The new patients that I know that I'm not going to have a good time with are the new patient (male) hospital follow up in their 50s/60s with no previous medical history. It's typically CVA/MI/horribly controlled DMII/smoker who really has no interest in changing their routine that wound them up in that situation in the first place. And they damn sure don't want to hear it from a 38 y/o sawbones like me.
 
Hello,
I have a question concerning the ability of doctors to conduct a physical exam for the Dept. of Transportation. I've heard you have to take the DOT's course, pay a licensing fee, and take an exam every 5y in order to remain 'qualified' to conduct these exams. Is this true? For someone from a rural area, how is this okay or is there another side to it I'm not aware of? It seems ludicrous to me that doctors are expected to pay a fee and take an exam to be 'qualified' to conduct a basic physical exam on truck drivers and holders of a CDL license. Any thoughts/comments? Is there something I'm missing here?
 
I started out with 1 per hour so like 3 per half day.

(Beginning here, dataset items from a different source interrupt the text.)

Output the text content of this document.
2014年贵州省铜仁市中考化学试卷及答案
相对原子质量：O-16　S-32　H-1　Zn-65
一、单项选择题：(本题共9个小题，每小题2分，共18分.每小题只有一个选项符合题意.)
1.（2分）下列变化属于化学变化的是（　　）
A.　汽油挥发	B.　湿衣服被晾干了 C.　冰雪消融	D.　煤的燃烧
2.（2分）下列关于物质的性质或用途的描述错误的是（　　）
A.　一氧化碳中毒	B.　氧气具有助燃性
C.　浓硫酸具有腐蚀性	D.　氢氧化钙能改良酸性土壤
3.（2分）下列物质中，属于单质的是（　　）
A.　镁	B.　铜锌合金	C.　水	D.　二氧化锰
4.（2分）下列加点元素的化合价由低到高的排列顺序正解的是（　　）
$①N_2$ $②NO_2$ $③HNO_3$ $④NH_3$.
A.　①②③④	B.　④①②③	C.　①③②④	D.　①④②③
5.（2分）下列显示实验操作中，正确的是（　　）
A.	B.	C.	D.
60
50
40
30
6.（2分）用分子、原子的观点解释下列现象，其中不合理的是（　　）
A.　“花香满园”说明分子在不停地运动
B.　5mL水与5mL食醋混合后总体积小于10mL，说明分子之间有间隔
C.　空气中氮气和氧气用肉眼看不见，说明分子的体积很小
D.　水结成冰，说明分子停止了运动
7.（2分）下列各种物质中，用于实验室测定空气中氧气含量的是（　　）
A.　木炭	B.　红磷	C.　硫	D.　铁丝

After 6 months I'm at one per half hour, but they'll adjust you to every half hour earlier if you're keeping up
 
And just to complete the circle, actually saw one of my former residency patients with a laundry list of problems and nonadherence issues they brought with them from residency. They've recently acquired medicare and were seeing someone else in the group but couldn't get in and landed on my schedule. They thought I had forgotten about them until I began reciting the problem list, adherence issues and seeking behaviors... it got real quiet, real fast in that exam room....
 
And just to complete the circle, actually saw one of my former residency patients with a laundry list of problems and nonadherence issues they brought with them from residency. They've recently acquired medicare and were seeing someone else in the group but couldn't get in and landed on my schedule. They thought I had forgotten about them until I began reciting the problem list, adherence issues and seeking behaviors... it got real quiet, real fast in that exam room....

I'm in the same town that I did my residency in so I've had several find me after I graduated. Some have been quite pleasant as they were good patients. Some haven't. Matter of fact, just got done seeing one who was brave enough to establish with me in July of 2009 when I was fresh out of med school.

When my not so good ones realize that I'm not here to placate their generally poor health and enable their schedule medication problem, they usually find someone else.